Multimodal Linking Visual Insecurity

Description: Multimodal Entity Linking (MEL) systems, encompassing both traditional dual-encoder models and Multimodal Large Language Models (MLLMs), are vulnerable to gradient-based white-box adversarial attacks. By applying imperceptible perturbations to visual inputs via Projected Gradient Descent (PGD), Auto-PGD (APGD), or Carlini & Wagner (CW) methods, an attacker can manipulate the visual embeddings generated by the model. This manipulation disrupts the cross-modal alignment structure, causing the model to incorrectly link visual content to unrelated entities in a knowledge base during Image-to-Text (I2T) and Image+Text-to-Text (IT2T) tasks. The vulnerability stems from the models' reliance on visual inputs that lack sufficient robustness against noise when textual context is absent or insufficient.
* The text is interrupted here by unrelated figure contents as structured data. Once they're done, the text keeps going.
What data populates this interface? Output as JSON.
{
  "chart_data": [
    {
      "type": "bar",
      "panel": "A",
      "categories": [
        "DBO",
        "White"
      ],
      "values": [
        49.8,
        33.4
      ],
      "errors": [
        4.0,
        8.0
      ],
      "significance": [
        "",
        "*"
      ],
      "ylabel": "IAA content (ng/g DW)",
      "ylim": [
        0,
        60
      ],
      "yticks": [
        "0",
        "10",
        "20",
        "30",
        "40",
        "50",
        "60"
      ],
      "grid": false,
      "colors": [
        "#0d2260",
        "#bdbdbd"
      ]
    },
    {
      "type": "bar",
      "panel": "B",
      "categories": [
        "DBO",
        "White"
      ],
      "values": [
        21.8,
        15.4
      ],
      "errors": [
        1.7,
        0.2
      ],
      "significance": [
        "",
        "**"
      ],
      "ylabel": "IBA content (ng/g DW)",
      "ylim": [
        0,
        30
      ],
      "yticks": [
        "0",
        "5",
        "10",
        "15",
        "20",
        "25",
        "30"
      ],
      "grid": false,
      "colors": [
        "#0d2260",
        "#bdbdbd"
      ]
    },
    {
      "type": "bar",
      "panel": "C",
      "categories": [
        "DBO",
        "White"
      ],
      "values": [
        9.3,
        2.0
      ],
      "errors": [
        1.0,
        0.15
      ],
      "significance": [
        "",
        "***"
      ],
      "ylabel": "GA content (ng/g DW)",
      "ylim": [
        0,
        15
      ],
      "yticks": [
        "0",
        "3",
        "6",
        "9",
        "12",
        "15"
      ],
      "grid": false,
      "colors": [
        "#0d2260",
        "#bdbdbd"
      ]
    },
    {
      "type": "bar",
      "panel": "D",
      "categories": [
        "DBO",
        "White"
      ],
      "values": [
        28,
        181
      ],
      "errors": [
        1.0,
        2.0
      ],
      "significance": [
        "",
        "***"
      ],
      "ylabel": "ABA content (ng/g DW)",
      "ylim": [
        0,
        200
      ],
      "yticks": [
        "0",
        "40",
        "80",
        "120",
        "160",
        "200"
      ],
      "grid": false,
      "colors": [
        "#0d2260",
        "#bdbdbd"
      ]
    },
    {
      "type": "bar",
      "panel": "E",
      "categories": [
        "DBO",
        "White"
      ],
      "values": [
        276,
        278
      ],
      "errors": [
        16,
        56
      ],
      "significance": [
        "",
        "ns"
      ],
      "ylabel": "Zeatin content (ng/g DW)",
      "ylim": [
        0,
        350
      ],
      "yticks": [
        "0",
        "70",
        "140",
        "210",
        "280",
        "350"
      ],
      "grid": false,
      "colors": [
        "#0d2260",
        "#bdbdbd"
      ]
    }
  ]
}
Examples: The vulnerability is reproducible using the specific adversarial generation parameters and dataset provided by the researchers.

• Repository: See https://anonymous.4open.science/r/MEL-Robustness-90A5 for the MEL adversarial example dataset constructed on Wikidata-MEL, Richpedia-MEL, WikiDiverse, WIKIPerson, and M3EL.
• Attack Vector Implementation: To reproduce the attack, the adversary calculates the gradient of the loss function with respect to the input image pixels:

1. PGD/APGD: Maximize the Cross-Entropy loss between the model logits and the ground-truth label, constrained by an $L_{\infty}$ ball. $$ \max_{|\delta|_{\infty}\leq\epsilon}\mathcal{L}(f(x+\delta),y) $$ (Where $\epsilon=8/255$ for Normal attacks and $\epsilon=0.2$ for Strong attacks).
2. CW Attack: Minimize the sum of the $L_2$ distance of the perturbation $\delta$ and the objective function $f$.
3. Result: In the case of Qwen2.5-VL on the WIKIPerson dataset, a CW-Strong attack results in a 35.8% drop in linking accuracy.

Impact:

• Entity Misidentification: Successful attacks cause the system to link visual subjects to incorrect knowledge graph entities (e.g., misidentifying a specific person or object).
• Downstream Corruption: Compromises systems relying on MEL for Knowledge-Enhanced Question & Answering (QA), Image-Text Retrieval, and Open-Domain Entity Alignment.
• Model Instability: High susceptibility to visual noise leads to unpredictable behavior in real-world deployments where image quality varies.

Affected Systems:

• Traditional MEL Models: ALIGN, BLIP, CLIP, FLAVA, OWL-ViT, SigLIP.
• Multimodal Large Language Models (MLLMs): LLaVA (based on LLaMA/Vicuna), Qwen2.5-VL, MiniGPT-4.

Mitigation Steps:

• Implement LLM-RetLink (LLM and Retrieval-Augmented Entity Linking): Adopt a two-stage architecture that integrates Large Vision Models (LVMs) with web-based dynamic retrieval.
• Extract Explicit Descriptors: Use LVMs to automatically extract word-level entity descriptors (e.g., "apple", "fruit") from input images to serve as query cues, reducing reliance on raw visual embeddings.
• Retrieval-Augmented Context: Dynamically query external knowledge bases (e.g., Wikidata, Wikipedia) to obtain sentence-level descriptions associated with candidates.
• LLM-Based Disambiguation: Feed the retrieved content into an LLM to perform semantic matching between candidates and context, rather than relying on static entity descriptions or pure visual alignment.
• Contextual Integration: Ensure textual information is incorporated alongside visual input, as experimental results indicate that contextual semantic information partially mitigates the impact of visual perturbations.